I picked myself up from the chair, knees creaking. “You’re Zane, aren’t you?”

He was about as surprised as I was. “Yeah, that’s me. You’re Rex?”

“The ugliest dog you’ve ever met on two legs,” I said.

For a moment, a real smile lit his face. It passed quickly, even bashfully, before the stony resting biker face returned.

“Zane Salter.” Awkwardly, he offered a hand. With equal awkwardness, I accepted. His grip wasn’t as firm as mine, until he felt the power in my arm and cranked it accordingly. A good Russian shake. “I thought you were here to see Talya?”

“I am,” I replied. “But she told me to speak to you. I presume you’re the security screen.”

“Yeah. Tally’s not really the streetwise type.” He smiled a Mona Lisa smile, reserved and aloof and far more perceptive than muscle had any right to be. There was a threat there, but as threats went, it was fairly benign. “And speaking of that, give me your real name. You’re too Continental to be going by the name ‘Rex’.”

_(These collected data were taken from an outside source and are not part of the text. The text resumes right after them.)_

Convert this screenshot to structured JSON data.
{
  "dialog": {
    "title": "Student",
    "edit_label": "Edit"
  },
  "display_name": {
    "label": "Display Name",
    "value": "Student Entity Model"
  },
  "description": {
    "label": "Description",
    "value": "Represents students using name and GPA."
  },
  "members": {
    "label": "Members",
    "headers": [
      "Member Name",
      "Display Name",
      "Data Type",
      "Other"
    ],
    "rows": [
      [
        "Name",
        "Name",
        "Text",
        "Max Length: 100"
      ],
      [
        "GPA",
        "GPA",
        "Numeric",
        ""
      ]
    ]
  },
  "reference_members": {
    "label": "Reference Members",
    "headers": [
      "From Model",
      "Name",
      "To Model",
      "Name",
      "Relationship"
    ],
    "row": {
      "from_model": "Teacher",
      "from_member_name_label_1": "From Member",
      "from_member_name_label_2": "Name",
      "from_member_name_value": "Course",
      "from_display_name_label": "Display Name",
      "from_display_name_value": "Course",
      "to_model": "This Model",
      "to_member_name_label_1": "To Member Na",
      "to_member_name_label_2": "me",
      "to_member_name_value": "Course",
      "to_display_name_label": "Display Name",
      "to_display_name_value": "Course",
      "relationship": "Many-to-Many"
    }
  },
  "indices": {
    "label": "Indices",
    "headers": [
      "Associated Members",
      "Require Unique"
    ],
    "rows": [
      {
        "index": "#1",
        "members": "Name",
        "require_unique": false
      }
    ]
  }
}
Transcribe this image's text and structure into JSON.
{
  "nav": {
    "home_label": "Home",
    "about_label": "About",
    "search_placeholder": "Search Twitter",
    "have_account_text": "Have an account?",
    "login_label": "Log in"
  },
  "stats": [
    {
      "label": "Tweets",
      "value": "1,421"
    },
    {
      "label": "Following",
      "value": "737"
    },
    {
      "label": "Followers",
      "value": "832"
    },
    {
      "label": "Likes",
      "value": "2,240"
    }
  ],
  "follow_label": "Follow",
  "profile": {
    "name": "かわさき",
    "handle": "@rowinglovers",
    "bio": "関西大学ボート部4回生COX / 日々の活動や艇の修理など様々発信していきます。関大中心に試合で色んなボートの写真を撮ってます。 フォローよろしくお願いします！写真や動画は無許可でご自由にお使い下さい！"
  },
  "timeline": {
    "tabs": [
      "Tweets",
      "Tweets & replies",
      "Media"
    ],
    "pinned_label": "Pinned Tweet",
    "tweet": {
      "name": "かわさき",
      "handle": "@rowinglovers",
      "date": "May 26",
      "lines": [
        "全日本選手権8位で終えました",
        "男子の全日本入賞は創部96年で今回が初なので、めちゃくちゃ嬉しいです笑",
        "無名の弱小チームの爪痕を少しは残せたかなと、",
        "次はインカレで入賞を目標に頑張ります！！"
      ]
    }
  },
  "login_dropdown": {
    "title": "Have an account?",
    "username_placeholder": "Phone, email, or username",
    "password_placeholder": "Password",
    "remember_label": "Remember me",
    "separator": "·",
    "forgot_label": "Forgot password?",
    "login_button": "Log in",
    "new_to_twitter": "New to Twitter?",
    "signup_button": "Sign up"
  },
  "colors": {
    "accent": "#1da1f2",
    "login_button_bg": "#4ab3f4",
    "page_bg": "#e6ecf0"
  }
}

“How would you know?” I let go of his hand, but didn’t back away. “I might be an Ancient Roman king.”

He gave me another thin-lipped smile. “You got an accent. Call it a hunch.”

“Fine,” I said. “Alexi.”

“Alexi what?”

I paused for a moment. “Sokolsky.”

“Sokolsky?” Zane echoed. He thought for a moment. Abruptly, his eyes widened. “You’re shitting me. Alexi Sokolsky, as in, the Brighton Beach Mob spook?”

I tensed. The trap had been set by Talya, the honey-pot, and now I was stuck. There was a good chance I could beat Zane to the fence line. From there, it was iffy. “My reputation precedes me in only a few very select circles.”

“Yeah. It does.” He regarded me with an air of deep suspicion. “Circles I don’t want Talya having anything to do with.”

“Spare me from self-righteousness. If you know me by name, then you’ve had dealings with the Red Hook Bratva.” I crossed my arms, frowning up at him. “My name and profession isn’t common knowledge outside of the Organizatsiya.”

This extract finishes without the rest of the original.